Can anyone give some hints as to where to start on these three questions? I am completely lost when it comes to this part of my course
Note that, if $u=\log(x/x_0)$, \begin{align} \mathbb{E}\log\left(\frac{ X_1}{x_0}\right) &=\int_{x_0}^{\infty} \theta\log\left(\frac{ x}{x_0}\right) x_0^{\theta} x^{-\theta-1}\textrm{d}x= \int_{x_0}^{\infty} \theta \log\left(\frac{x}{x_0}\right) \left(\frac{x}{x_0}\right)^{-\theta} x^{-1}\textrm{d}x\\ &=\int_{0}^{\infty} \theta ue^{-\theta u}\textrm{d}u=\frac{1}{\theta}\int_0^{\infty} te^{-t}\textrm{d}t=\frac{1}{\theta} \end{align}
Hence, $$ \mathbb{E}T_n=\frac{1}{n}\sum_{i=1}^n \frac{1}{\theta}=\frac{1}{\theta}, $$ so your estimator is unbiased.

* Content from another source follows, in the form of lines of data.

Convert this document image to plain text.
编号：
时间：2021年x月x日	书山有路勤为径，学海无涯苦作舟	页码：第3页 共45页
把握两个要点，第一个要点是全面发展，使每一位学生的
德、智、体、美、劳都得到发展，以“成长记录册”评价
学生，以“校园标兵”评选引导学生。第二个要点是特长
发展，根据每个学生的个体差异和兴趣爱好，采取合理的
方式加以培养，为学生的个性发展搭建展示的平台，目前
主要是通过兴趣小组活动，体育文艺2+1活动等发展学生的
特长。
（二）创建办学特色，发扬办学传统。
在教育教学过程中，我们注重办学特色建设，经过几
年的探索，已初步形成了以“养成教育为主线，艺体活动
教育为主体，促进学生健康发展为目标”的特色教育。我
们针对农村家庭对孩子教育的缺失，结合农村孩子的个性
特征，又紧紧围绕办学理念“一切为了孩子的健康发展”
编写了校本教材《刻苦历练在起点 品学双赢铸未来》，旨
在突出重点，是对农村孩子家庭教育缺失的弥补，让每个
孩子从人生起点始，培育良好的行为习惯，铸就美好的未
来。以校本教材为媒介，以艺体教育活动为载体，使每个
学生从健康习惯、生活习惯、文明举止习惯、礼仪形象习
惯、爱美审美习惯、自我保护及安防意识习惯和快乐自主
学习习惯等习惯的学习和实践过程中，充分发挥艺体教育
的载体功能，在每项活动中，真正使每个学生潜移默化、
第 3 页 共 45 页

For the variance, by the same change of variables \begin{align} \mathbb{E}\log\left(\frac{ X_1}{x_0}\right)^2 &=\int_0^{\infty} \theta u^2 e^{-\theta u}\textrm{d}y=\frac{1}{\theta^2} \int_0^{\infty} t^2e^{-t}\textrm{d}t=\frac{2}{\theta^2}, \end{align}
and hence we have $\operatorname{Var}(\log(X_1/x_0))=\frac{1}{\theta^2}$. Assuming indepence, this gives $$ \operatorname{Var}(T_n)=\frac{1}{n^2}\sum_{i=1}^{n} \frac{1}{\theta}=\frac{1}{n\theta^2} $$ Asymptotic normality simply follows from CLT.